No tool use. The anomaly detector reasons about data we hand it in a text block. A more honest version would give Claude a query_daily_data tool and let it pull what it needs. The current shape constrains the model to the 21 days × N variants we choose to send. The tool-use version would let it follow up — “let me look at the prior period for comparison.” This is also where I’d put a thinking-block configuration: anomaly detection is exactly the kind of “look carefully, reason step-by-step” task that benefits from explicit reasoning tokens.
No retries.
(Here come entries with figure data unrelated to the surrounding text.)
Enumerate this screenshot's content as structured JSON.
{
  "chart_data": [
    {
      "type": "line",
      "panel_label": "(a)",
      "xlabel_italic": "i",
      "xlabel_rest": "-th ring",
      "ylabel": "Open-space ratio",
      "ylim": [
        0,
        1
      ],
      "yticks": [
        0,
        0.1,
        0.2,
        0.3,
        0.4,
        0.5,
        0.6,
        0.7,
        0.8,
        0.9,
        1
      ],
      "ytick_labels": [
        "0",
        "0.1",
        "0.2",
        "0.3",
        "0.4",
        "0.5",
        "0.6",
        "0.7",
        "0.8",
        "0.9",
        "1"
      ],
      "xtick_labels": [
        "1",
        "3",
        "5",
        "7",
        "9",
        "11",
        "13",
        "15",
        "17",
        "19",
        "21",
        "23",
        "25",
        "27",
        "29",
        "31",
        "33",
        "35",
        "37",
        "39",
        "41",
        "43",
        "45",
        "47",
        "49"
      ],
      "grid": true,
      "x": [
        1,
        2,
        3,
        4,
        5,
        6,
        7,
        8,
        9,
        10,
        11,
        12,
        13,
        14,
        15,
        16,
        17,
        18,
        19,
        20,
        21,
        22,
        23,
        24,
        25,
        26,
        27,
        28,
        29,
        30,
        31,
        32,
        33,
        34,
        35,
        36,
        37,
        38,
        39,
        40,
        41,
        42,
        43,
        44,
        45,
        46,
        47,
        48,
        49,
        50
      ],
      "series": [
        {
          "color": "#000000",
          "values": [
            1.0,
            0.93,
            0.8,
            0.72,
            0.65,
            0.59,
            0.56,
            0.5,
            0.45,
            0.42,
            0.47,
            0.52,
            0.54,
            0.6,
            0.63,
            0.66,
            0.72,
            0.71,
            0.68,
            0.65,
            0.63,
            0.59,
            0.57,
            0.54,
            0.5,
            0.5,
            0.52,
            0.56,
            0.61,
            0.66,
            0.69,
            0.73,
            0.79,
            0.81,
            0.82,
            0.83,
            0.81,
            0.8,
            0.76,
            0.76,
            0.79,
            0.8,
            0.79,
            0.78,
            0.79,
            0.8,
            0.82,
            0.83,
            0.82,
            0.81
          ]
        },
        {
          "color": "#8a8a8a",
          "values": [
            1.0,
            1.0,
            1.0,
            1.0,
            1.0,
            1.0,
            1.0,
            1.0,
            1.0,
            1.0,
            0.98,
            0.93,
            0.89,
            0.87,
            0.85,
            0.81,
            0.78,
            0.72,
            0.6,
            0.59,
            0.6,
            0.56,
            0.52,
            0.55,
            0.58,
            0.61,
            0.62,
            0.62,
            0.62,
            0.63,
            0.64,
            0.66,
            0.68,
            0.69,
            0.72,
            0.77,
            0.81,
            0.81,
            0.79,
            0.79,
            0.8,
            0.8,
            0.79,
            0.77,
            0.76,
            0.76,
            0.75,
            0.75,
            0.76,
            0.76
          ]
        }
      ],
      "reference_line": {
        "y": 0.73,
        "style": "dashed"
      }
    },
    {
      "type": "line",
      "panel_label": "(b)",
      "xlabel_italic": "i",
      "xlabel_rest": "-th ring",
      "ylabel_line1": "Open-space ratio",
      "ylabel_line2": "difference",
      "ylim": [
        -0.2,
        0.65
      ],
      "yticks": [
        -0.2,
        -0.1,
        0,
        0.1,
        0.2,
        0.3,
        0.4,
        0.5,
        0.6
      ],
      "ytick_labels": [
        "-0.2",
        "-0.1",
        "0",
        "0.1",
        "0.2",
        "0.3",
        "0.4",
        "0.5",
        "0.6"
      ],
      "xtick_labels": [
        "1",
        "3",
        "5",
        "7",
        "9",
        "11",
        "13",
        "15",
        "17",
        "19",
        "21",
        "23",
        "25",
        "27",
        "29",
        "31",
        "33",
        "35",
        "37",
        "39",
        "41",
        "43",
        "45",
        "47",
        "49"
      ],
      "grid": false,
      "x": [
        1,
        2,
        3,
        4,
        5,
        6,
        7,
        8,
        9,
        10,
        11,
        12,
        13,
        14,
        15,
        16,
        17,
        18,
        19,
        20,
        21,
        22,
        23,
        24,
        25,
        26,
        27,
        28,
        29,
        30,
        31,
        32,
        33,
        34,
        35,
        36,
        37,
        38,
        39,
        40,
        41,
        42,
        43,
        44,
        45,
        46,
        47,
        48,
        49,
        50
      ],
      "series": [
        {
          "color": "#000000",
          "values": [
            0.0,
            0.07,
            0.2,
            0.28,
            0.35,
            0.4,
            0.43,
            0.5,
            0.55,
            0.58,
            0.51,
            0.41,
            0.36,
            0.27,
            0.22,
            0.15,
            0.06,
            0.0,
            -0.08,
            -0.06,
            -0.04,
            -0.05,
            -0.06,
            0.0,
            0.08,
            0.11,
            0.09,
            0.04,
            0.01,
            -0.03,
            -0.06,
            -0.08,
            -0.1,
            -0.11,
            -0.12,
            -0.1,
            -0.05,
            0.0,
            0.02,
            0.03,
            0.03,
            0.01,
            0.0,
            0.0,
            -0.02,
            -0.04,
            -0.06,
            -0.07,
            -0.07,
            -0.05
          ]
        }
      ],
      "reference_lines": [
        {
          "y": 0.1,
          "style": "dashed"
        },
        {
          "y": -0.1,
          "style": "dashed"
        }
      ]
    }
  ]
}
A 30-second HTTP timeout, one shot. On failure, the user sees an error and can click again. This is fine because nothing in the product is downstream-blocking on the call — but it would be slightly less rude to retry idempotent failures once with backoff.
No streaming. The results analysis call takes a few seconds and the UI shows a spinner. Streaming would let the markdown render token-by-token. The product feels faster without it because the spinner is well-placed, but if I were starting today I’d stream.
Sonnet for everything. All three features use the same model. The anomaly detector — strict JSON, narrow task — could probably run on Haiku for a fraction of the cost. The results analyzer benefits from Sonnet’s longer reasoning. Differentiating those is on the list.
The headline
None of these features is glamorous. There’s no chat. No agent. No “AI co-pilot.” Just a button that returns advice, a background job that flags weirdness, and a cached summary. That’s the shape of most LLM features that actually ship inside SaaS products — and the patterns that make them reliable are mostly about treating the model like any other upstream service, with structured contracts on the way out and graceful failure on the way in.
The fanciest part of this code is six lines that strip markdown fences before json.Unmarshal. The rest is plumbing. That’s the right ratio.